Monday, April 30, 2007

"Requesting permission to buzz the tower"

"Hey dad, when they open our airplane door to arrest us for landing at Reagan without permission and for flying around the monuments in DC, boy won't they be surprised when we're upstairs in our room going to sleep."

Saturday I was browsing the freecycle and noticed someone was giving away a USB flight control stick with Flight Simulator 2002. Needless to say I jumped on it and brought it home to questions of "Does it have the Osprey?" and "What is a Klingon bird of prey?"

Well, since I did buy it under the guise of teaching the kids aerodynamics and basic flight theory, I figured I'd let them have turns at night and tonight was Charlie's turn. After a paper airplane model using aeirlerons, flaps, elevators, rudders and whatnot, we laid out a mild flightplan to take off from Dulles and head toward DC for some sightseeing (and I was curious if the program would come over the radio and tell the user he was entering restricted airspace.)
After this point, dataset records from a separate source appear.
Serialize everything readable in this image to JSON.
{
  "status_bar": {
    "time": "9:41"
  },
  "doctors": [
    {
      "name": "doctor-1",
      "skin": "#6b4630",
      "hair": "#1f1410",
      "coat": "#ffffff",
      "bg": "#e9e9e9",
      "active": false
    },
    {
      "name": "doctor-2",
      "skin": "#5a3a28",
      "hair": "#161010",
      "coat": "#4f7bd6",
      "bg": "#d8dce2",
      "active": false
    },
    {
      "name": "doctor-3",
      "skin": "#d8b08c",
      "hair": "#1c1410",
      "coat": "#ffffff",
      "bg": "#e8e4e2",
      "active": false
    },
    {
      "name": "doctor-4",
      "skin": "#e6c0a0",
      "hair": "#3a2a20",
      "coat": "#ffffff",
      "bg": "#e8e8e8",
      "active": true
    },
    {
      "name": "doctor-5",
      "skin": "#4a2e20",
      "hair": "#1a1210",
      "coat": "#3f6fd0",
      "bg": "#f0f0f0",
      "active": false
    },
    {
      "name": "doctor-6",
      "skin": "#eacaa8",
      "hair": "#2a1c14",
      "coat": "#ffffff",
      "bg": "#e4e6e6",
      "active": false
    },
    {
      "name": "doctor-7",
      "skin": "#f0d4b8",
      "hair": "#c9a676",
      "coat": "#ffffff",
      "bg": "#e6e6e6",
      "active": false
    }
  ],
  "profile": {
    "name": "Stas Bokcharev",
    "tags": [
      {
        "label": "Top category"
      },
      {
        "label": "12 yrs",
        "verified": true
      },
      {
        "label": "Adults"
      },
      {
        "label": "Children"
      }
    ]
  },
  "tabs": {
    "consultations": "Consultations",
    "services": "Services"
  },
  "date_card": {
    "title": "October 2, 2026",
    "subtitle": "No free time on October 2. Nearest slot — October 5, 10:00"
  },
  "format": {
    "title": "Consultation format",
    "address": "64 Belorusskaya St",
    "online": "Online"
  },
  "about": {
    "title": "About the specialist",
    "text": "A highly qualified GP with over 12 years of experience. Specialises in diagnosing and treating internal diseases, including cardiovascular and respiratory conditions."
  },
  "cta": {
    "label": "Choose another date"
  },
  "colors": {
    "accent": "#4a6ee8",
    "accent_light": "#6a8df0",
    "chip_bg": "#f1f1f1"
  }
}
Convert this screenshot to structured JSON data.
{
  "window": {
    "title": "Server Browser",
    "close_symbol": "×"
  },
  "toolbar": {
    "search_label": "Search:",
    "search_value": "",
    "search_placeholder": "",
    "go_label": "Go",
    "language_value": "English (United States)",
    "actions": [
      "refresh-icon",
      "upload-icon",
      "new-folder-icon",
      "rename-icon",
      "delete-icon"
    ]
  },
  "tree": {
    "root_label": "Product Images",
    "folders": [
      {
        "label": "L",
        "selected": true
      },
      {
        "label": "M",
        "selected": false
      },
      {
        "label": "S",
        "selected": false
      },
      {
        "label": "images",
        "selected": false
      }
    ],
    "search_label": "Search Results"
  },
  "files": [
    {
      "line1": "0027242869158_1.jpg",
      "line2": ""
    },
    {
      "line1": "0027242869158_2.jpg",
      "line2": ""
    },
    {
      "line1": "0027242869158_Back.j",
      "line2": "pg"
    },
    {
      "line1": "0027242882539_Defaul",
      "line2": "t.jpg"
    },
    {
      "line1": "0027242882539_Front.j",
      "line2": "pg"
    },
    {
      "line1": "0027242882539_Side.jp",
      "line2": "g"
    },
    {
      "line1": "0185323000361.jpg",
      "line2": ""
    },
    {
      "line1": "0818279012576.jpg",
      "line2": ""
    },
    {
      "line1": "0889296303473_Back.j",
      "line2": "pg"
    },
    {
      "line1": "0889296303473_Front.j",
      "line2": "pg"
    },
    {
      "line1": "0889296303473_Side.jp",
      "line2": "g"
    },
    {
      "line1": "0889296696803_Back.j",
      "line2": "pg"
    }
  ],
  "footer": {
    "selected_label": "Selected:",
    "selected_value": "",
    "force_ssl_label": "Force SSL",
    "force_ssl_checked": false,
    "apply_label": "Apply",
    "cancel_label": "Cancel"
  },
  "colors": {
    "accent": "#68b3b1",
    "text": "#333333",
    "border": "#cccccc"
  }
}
Well, they didn't bug us on the radio so Chas flew us past the Lincoln, across the reflecting pool, just missed the Washington monument and straight down the mall to the capital building before circling over the Redskins game and making a return flight over the center of town and then wandered south to fly over our house. He did a great job up there and was very easy with the controls and made a smooth flight. He handed it over to me for the landing which we made easily into Reagan National, though without permission, and I explained to him that when it is done in real life, you have to ask for permission, wait in line, and come in on a controlled course.

It was after we parked, killed the engines, analyzed our flight, he got his bedtime drink, and I was tucking them in bed when he made the above comment. I thought it was great.

On another note, Sunday, Jackie had a "tea" so I rescued the boys out for a day with dad in DC. We saw it all (west of the Washington Monument) and walked everywhere. We went to the Lincoln, the Vietnam, the WWI, the WWII, the POW, the Women's War Memorial, Declaration Island, everything. The boys were absolute champs through it all especially for having walked miles. We got back to the van (finally) and after buckling I asked the boys, after seeing soooo much history, what was their favorite part:

Chas-I liked it when the Mallard Drake and Duck hopped out of the reflecting pool, walked across the sidewalk and jumped into the water at the WWII memorial.

Simon-I liked seeing the daddy and mommy goose walking their baby geese.

Me, I liked the smiles on their faces for hours and hours as we just hung out with nowhere else to be.